Stanko
Stephen Stanko

Did a South Carolina firing squad deliberately try to miss a man's heart during an execution last month to prolong his death?

That's what attorneys for Stephen Stanko, the next prisoner slated to die, contend. Stanko originally selected firing squad for his execution method, but then switched to lethal injection following the firing squad execution of Mikal Mahdi last month, the Associated Press reported.

In court papers quoted by the AP, an expert for Stanko, 57, suggested that the firing squad either aimed below the target or that the target was not placed on Mahdi's heart to "cause great pain before his death."

Mahdi's attorneys filed a complaint in May, arguing that his execution was botched, WIS-10 reported. Mahdi was executed for the 2004 killing of James Myers, an Orangeburg Public Safety officer.

Mahdi's attorneys hired Dr. Johnathan L. Arden to do an examination and Arden stated that the firing squad largely missed Mahdi's heart. Further, Arden asserted that Mahdi had some circulation and likely was conscious for 30 to 60 seconds after being shot, the station reported.

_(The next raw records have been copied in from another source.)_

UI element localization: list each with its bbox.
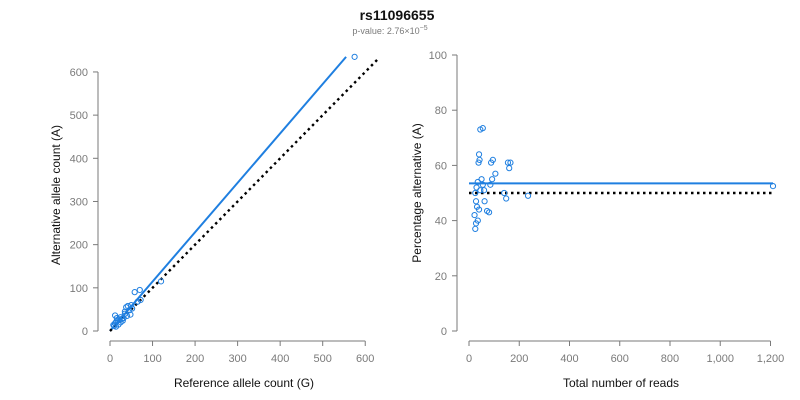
right-data-point: [475, 151, 483, 158]
left-data-point: [110, 321, 117, 329]
left-x-tick-label: 0: [107, 353, 113, 365]
right-y-tick-label: 100: [429, 50, 447, 62]
right-data-point: [475, 159, 482, 166]
right-data-point: [506, 165, 513, 172]
left-data-point: [136, 286, 143, 294]
left-data-point: [129, 305, 136, 312]
left-x-tick-label: 600: [356, 353, 374, 365]
left-x-tick-label: 100: [143, 353, 161, 365]
left-y-tick-label: 0: [82, 326, 88, 338]
right-data-point: [492, 170, 499, 177]
right-data-point: [476, 156, 483, 163]
right-y-axis-title: Percentage alternative (A): [410, 123, 424, 262]
left-data-point: [128, 301, 135, 309]
right-data-point: [474, 178, 481, 186]
left-y-tick-label: 100: [70, 283, 88, 295]
left-data-point: [134, 298, 141, 305]
right-data-point: [524, 192, 532, 199]
right-data-point: [472, 225, 479, 232]
left-x-tick-label: 400: [271, 353, 289, 365]
right-data-point: [507, 159, 514, 166]
left-x-tick-label: 300: [228, 353, 246, 365]
right-x-tick-label: 200: [510, 353, 528, 365]
left-y-tick-label: 400: [70, 153, 88, 165]
percentage-panel: 0 200 400 600 800 1,000 1,200 0 20 40 60 80 100 Total…: [410, 50, 784, 390]
left-y-tick-label: 200: [70, 240, 88, 252]
right-data-point: [472, 189, 479, 197]
right-y-tick-label: 20: [435, 271, 447, 283]
right-data-point: [477, 187, 484, 194]
left-x-tick-label: 200: [186, 353, 204, 365]
right-x-tick-label: 800: [661, 353, 679, 365]
right-data-point: [480, 187, 488, 194]
right-data-point: [481, 198, 488, 205]
right-y-tick-label: 80: [435, 105, 447, 117]
right-data-point: [487, 181, 494, 188]
left-y-tick-label: 600: [70, 67, 88, 79]
right-data-point: [501, 189, 508, 197]
right-y-tick-label: 0: [441, 326, 447, 338]
chart-subtitle: p-value: 2.76×10−5: [352, 25, 427, 36]
right-y-tick-label: 60: [435, 160, 447, 172]
left-y-tick-label: 500: [70, 110, 88, 122]
right-x-tick-label: 400: [560, 353, 578, 365]
right-data-point: [488, 159, 495, 166]
left-y-tick-label: 300: [70, 196, 88, 208]
allele-count-panel: 0 100 200 300 400 500 600 0 100 200 300 400 500 600 Re…: [49, 53, 379, 390]
left-data-point: [126, 307, 133, 314]
left-data-point: [157, 278, 165, 285]
right-data-point: [504, 159, 512, 166]
right-data-point: [483, 207, 491, 215]
left-fit-line: [109, 56, 347, 332]
right-data-point: [472, 198, 480, 205]
left-data-point: [351, 53, 358, 60]
right-data-point: [489, 176, 496, 183]
left-x-tick-label: 500: [314, 353, 332, 365]
right-x-tick-label: 1,200: [757, 353, 785, 365]
right-x-tick-label: 0: [466, 353, 472, 365]
left-data-point: [131, 289, 138, 296]
right-data-point: [477, 126, 484, 133]
left-data-point: [117, 314, 124, 321]
right-data-point: [769, 183, 777, 190]
left-y-axis-title: Alternative allele count (A): [49, 125, 63, 265]
subtitle-exponent: −5: [420, 25, 428, 32]
right-x-tick-label: 1,000: [706, 353, 734, 365]
right-data-point: [479, 181, 486, 188]
left-data-point: [121, 310, 128, 317]
right-data-point: [503, 195, 510, 202]
right-x-tick-label: 600: [611, 353, 629, 365]
left-data-point: [112, 312, 119, 319]
left-x-axis-title: Reference allele count (G): [174, 376, 314, 390]
right-data-point: [475, 206, 483, 213]
subtitle-text: p-value: 2.76×10: [352, 26, 419, 36]
right-x-axis-title: Total number of reads: [563, 376, 679, 390]
right-y-tick-label: 40: [435, 216, 447, 228]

"The autopsy confirms what I saw and heard," said Mahdi's attorney, David Weiss, in a statement to WIS-10. "Mikal suffered an excruciating death. We don't know what went wrong, but nothing about his execution was humane. The implications are horrifying for anyone facing the same choice as Mikal. South Carolina's refusal to acknowledge their failures with executions cannot continue."

Although Stanko switched his choice to lethal injection, his attorneys are also challenging that method, saying previous executions left prisoners feeling like they were drowning, according to the AP. The attorneys have asked that Stanko's execution be delayed. Stanko is set to die in two days for the murder of his friend, 74-year-old Henry Turner in 2006.

The Post and Courier reported that Stanko also also murdered his girlfriend, 43-year-old Laura Ling, and sexually assaulted her daughter in a 2005 crime spree in the Myrtle Beach area.

"So (perhaps) it's not the method that's the issue — instead, these inmates just don't want to have their sentences carried out and are willing to make any argument that they can," wrote Grayson Lambert, a lawyer for South Carolina Gov. Henry McMaster, the AP reported.

Also, South Carolina has challenged any assertion that anything went wrong with Mahdi's execution.

"How bullets react once they strike the body is something that neither SCDC nor the members of the firing squad can control. That one condemned inmate dies more quickly than another does not necessarily mean that something went awry in one execution," the state said according to the AP.